Daniel Tisdall


concurrency | correctness | sw eng

Why does Jepsen Work?

Why does the highly regarded testing tool Jepsen, which randomly partitions networks in distributed systems, find so many bugs?

The 2018 paper ‘Why Is Random Testing Effective for Partition Tolerance Bugs?’ by Rupak Majumdar, Filip Niksic shows that several notions of high test coverage can be achieved with a number of tests logarithmic in the number of cases to be tested. Moreover, the tests are chosen randomly. We explain the most general construction here. The paper contains more.

A lower bound

Consider a finite set \(M\) and a set \(T\) whose elements are subsets of \(M\). We want to find a subset \(\mathcal{F}\) of \(T\) which is small and where for each \(x \in M :\exists t \in F\) st \(x \in t\) . That is, we want to find a small set of tests from \(T\) which cover all the cases in \(M\).

If we know a positive lower bound probability \(p\) over all fixed elements \(x \in M\), for which a random \(t \in T\) contains \(x\), then we can express the probability that a candidate \(\mathcal{F}_{candidate}\) satisfies the properties of \(\mathcal{F}\) in terms of \(\vert \mathcal{F}_{candidate} \vert \) and a factor logarithmic in \(\vert M \vert\).

To show this we need to remind ourselves of high school logarithms, and some straightforward probability. We’ll say a set \(S\) covers \(x\) if \(x \in S\), and we’ll abuse this language.

Proof:

Fix a subset \(\mathcal{F} \subseteq T\) chosen uniformly randomly. We know that a an element \(t \in \mathcal{F}\) covers any fixed element \(x \in M \) with probability at least \(p\) . The probability that \(x\) is not covered is therefore \(\leq 1-p\). When taken over all elements of \(\mathcal{F}\) we have \(\mathcal{P}(\mathcal{F} \text{ does not cover } x) \leq (1-p)^{\vert \mathcal{F} \vert}\).

The probability of \(\mathcal{F}\) not covering an element of \(M\) cannot be greater than the sum of probabilities of missing a single given element (union bound).
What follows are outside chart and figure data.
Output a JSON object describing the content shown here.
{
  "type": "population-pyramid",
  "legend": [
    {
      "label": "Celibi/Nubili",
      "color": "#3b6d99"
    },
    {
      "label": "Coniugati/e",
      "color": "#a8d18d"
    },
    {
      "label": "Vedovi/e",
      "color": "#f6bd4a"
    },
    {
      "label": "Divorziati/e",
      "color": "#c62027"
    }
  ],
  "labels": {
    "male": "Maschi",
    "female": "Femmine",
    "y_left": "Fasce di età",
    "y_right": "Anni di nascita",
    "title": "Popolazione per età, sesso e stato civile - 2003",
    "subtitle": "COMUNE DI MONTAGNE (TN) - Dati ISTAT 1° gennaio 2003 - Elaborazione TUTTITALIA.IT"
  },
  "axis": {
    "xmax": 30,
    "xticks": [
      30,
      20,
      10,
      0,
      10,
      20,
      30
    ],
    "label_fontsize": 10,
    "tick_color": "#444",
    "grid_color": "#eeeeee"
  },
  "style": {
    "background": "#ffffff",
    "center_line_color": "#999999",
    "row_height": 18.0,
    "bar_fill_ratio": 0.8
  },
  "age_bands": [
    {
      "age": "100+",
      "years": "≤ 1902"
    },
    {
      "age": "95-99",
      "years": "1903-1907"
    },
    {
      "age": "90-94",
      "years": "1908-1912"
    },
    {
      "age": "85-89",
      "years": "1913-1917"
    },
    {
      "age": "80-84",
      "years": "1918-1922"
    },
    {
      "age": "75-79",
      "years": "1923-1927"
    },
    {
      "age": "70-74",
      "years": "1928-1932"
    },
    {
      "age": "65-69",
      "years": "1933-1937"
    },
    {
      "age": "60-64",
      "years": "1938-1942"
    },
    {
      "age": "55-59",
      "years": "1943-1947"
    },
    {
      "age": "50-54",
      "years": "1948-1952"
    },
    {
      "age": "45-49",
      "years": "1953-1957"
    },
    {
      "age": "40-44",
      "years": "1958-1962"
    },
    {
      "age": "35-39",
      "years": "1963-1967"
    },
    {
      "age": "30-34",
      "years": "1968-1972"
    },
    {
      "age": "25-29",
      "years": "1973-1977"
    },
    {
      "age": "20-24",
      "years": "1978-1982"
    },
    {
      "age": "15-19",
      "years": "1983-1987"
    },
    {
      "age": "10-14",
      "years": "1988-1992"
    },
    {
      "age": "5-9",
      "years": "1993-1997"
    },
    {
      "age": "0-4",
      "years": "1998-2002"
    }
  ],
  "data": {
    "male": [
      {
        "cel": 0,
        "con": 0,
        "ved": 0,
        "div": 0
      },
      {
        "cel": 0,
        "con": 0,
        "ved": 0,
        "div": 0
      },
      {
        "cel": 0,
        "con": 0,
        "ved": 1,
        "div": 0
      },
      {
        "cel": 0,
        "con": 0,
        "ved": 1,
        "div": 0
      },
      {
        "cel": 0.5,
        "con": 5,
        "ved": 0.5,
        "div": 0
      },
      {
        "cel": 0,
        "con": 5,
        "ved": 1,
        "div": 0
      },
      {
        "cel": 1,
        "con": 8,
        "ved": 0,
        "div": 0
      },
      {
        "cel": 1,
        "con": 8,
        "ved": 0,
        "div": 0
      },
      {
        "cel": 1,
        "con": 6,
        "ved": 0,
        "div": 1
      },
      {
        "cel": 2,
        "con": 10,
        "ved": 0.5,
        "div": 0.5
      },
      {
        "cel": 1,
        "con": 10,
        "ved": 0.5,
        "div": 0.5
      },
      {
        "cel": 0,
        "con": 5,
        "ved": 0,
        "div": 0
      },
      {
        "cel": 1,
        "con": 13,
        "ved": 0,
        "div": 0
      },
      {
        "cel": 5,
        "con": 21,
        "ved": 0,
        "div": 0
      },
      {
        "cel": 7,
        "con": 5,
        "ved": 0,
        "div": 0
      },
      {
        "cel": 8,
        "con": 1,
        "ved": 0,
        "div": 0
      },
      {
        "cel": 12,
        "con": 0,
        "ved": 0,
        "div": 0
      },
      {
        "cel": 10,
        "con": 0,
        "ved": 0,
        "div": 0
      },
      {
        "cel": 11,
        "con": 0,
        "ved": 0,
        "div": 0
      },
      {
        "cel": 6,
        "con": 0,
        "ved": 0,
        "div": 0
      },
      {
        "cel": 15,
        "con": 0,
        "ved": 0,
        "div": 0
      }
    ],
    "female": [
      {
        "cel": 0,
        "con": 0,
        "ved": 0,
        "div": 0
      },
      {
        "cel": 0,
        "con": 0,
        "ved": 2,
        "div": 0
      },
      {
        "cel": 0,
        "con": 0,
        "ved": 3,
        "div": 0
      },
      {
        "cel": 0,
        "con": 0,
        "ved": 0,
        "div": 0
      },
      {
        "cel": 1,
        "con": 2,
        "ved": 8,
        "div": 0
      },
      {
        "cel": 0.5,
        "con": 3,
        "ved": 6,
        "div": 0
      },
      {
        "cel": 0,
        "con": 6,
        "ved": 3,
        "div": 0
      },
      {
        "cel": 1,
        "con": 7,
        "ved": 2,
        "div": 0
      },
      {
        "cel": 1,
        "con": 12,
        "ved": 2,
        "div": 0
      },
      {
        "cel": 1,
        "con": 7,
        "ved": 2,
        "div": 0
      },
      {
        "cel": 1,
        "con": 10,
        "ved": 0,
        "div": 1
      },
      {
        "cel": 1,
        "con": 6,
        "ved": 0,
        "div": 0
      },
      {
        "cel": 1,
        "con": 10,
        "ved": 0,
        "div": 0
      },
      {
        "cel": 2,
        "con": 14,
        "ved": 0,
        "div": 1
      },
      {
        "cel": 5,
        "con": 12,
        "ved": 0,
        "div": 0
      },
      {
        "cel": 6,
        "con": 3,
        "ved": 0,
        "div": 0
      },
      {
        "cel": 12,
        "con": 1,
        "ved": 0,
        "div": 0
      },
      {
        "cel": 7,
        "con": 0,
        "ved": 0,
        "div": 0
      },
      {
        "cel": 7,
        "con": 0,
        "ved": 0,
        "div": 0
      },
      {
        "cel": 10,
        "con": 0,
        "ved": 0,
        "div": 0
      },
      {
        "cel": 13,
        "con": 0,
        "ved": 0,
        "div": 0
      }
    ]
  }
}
So we have

\[ \mathcal{P}(\mathcal{F} \text{ does not cover } M) \leq \vert M \vert (1-p)^{\vert \mathcal{F} \vert} \]

We want to bound this

\[ \vert M \vert (1-p)^{\vert \mathcal{F} \vert} < \epsilon \]
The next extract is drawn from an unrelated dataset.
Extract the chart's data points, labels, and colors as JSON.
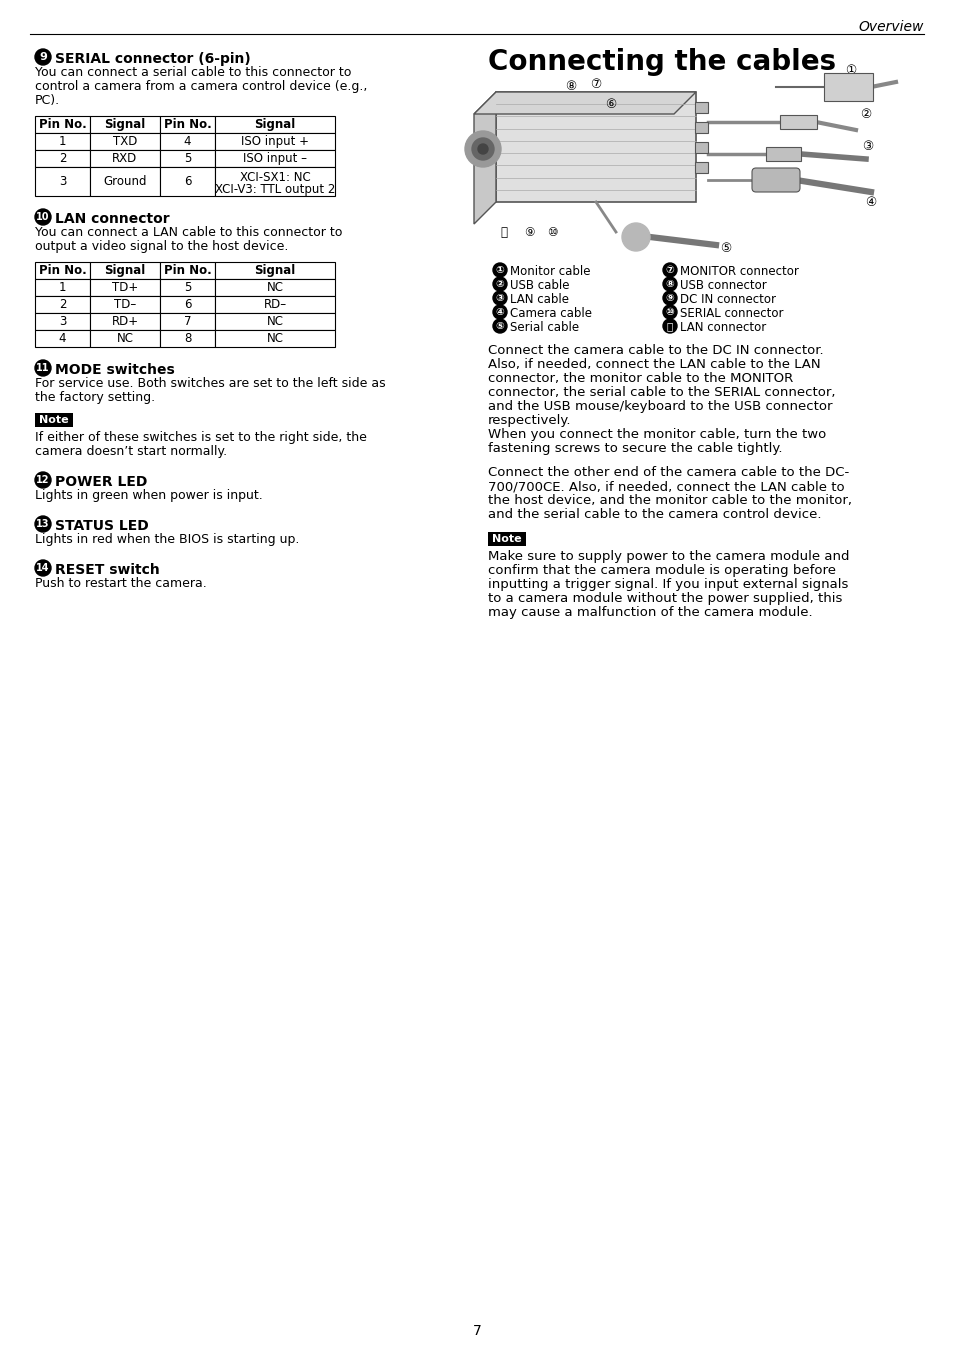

in terms of \(\vert \mathcal{F} \vert \).

We have

\[ (1-p)^{\vert \mathcal{F} \vert} < \frac{\epsilon}{\vert M \vert} \]

and we can take logarithm of both sides base \(1-p\), which is a decreasing function so we flip the inequality.

\[ \log_{(1-p)}(\frac{\epsilon}{\vert M \vert}) < \vert \mathcal{F} \vert \]

Using the fact that for any basis \(b\) and number \(a\) we have \(e^{\log(b)\log_{b}(a)} = e^{log(a)}\) we can get back an expression using the natural logarithm

\[ \frac{\log(\epsilon) - \log(\vert M \vert)}{\log(1-p)} < \vert \mathcal{F} \vert \]

If \(p\) is sufficiently small then \(- \log(1-p) < p\) and we have the convenient

\[ \frac{\log(\vert M \vert) - \log(\epsilon)}{p} < \vert \mathcal{F} \vert \]

We obtain a relation between our desired confidence \(\epsilon\) and \(\vert \mathcal{F} \vert \), and this scales with \(\vert M \vert\) .

One way Jepsen can find bugs is by testing cases where a particular subset of network nodes of size \(k\) is distributed evenly in a \(k\)-partition of the whole network. In this case \(M\) contains all subsets of nodes with size \(k\), and \(T\) contains all \(k\)-partitions. An element of \(t \in T\) maps to an element of \(x \in M\) if all nodes in \(x\) are in a different block (partition element) of \(t\).

Takeaway

The paper says that it’s difficult to derive bounds for more ‘dynamic’ notions of testing and coverage, those involving timing and so on. For now, we probably want to follows Ashish Darbari’s advice and keep striving for better correctness than what we get from just leaving everything ‘in the hands of random seeds’.